The canton of Geneva is the only one in Switzerland that doesn’t charge a hefty tax of between 1 and 4 francs on the purchase of trash bags. The country has a goal of ensuring that at least 50% of all waste is recycled, and other cantons have had great success with this tax, which pays for collection costs. As a result, you can use any trash bags in Geneva, but doing so in other cantons can result in significant fines.
Learning the Swiss recycling system is nearly a full-time job on its own. You’ll need to learn how, when, and where each type of item is recycled.
- Clear glass (verre blanc) – you should find locations to place them in your neighborhood.
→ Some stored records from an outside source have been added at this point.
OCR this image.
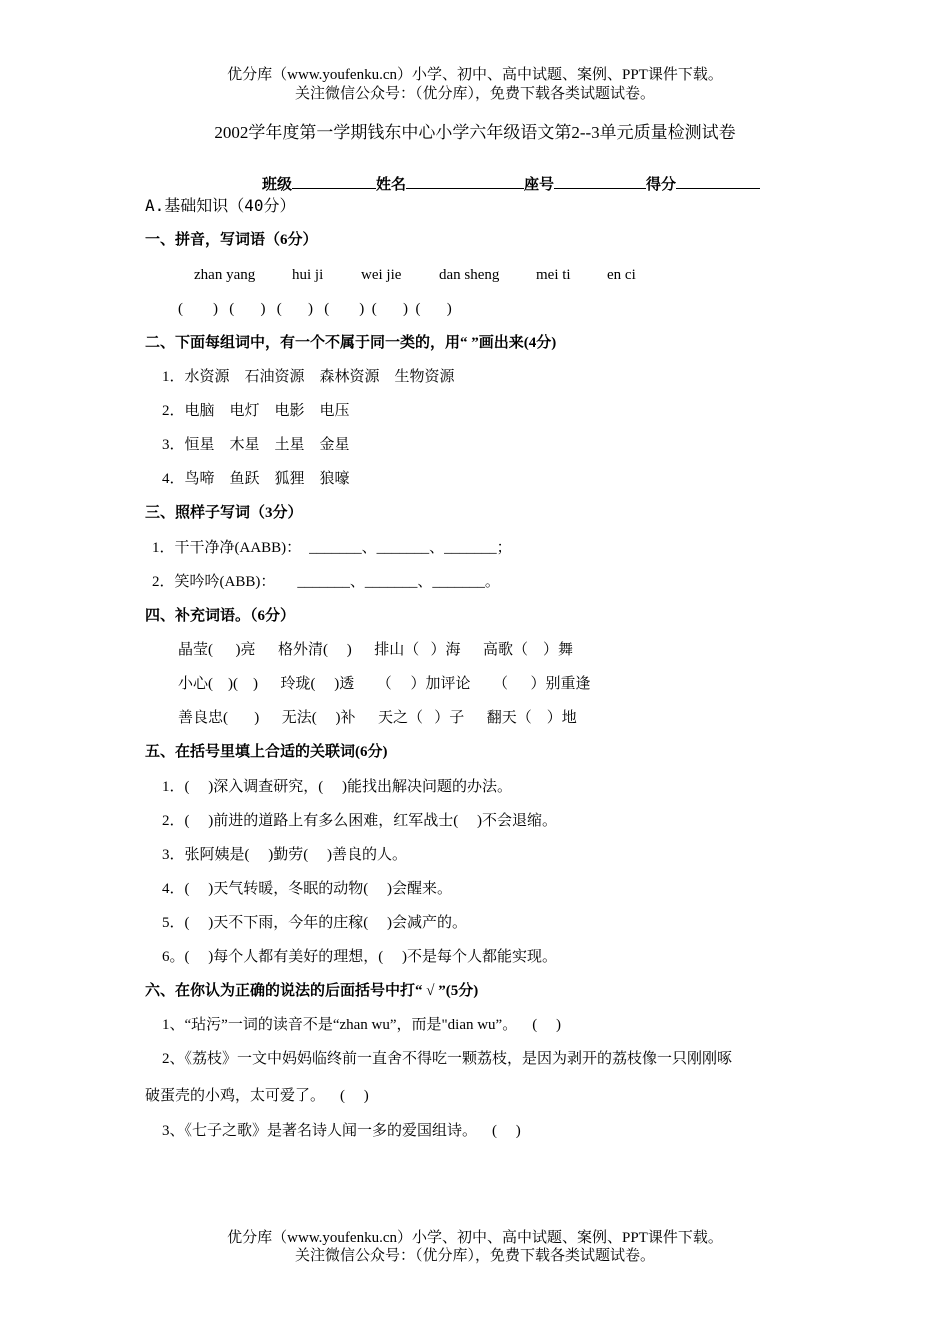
优分库（www.youfenku.cn）小学、初中、高中试题、案例、PPT课件下载。
关注微信公众号：（优分库），免费下载各类试题试卷。
2002学年度第一学期钱东中心小学六年级语文第2--3单元质量检测试卷
班级	姓名	座号	得分
A.基础知识（40分）
一、拼音，写词语（6分）
zhan yang hui ji	wei jie	dan sheng mei ti en ci
(        )   (       )   (       )   (        )  (       )  (       )
二、下面每组词中，有一个不属于同一类的，用“ ”画出来(4分)
1．水资源    石油资源    森林资源    生物资源
2．电脑    电灯    电影    电压
3．恒星    木星    土星    金星
4．鸟啼    鱼跃    狐狸    狼嚎
三、照样子写词（3分）
1．干干净净(AABB)： _______、_______、_______；
2．笑吟吟(ABB)： _______、_______、_______。
四、补充词语。（6分）
晶莹(      )亮      格外清(     )      排山（   ）海      高歌（    ）舞
小心(    )(    )      玲珑(     )透      （     ）加评论      （      ）别重逢
善良忠(       )      无法(     )补      天之（   ）子      翻天（    ）地
五、在括号里填上合适的关联词(6分)
1．(     )深入调查研究，(     )能找出解决问题的办法。
2．(     )前进的道路上有多么困难，红军战士(     )不会退缩。
3．张阿姨是(     )勤劳(     )善良的人。
4．(     )天气转暖，冬眠的动物(     )会醒来。
5．(     )天不下雨，今年的庄稼(     )会减产的。
6。(     )每个人都有美好的理想，(     )不是每个人都能实现。
六、在你认为正确的说法的后面括号中打“ √ ”(5分)
1、“玷污”一词的读音不是“zhan wu”，而是"dian wu”。    (     )
2、《荔枝》一文中妈妈临终前一直舍不得吃一颗荔枝，是因为剥开的荔枝像一只刚刚啄
破蛋壳的小鸡，太可爱了。    (     )
3、《七子之歌》是著名诗人闻一多的爱国组诗。    (     )
优分库（www.youfenku.cn）小学、初中、高中试题、案例、PPT课件下载。
关注微信公众号：（优分库），免费下载各类试题试卷。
Don’t do it on weekends or at night, though.
- Colored glass (verre coloure) – you should find locations to place them in your neighborhood. Don’t do it on weekends or at night, though.
- PET plastic – look for the PET label on the plastic, which is usually just items like water, juice, and soda bottles. You should find locations to place them in your neighborhood.
- Other plastics – some plastics, like milk containers, can often be recycled at your grocery store.
- Aluminum – you should find locations to place them in your neighborhood.
- Coffee capsules – you should find locations to place them in your neighborhood.
- Batteries – can often be recycled at your grocery store.
- Paper/Cardboard – has to be tied up and set outside near the street the night before pickup for your neighborhood. See the schedule here.
- Electronics – you should be able to return them to any store that sells comparable items. Generally, when you buy electronics, you’ll pay a recycling fee.
- Organic waste – save all of your food and vegetable waste and recycle it in the “compost” bin, which will normally be by the glass and PET recycling locations.
Oh, and don’t do your recycling on Sundays. It just might get you a hefty fine.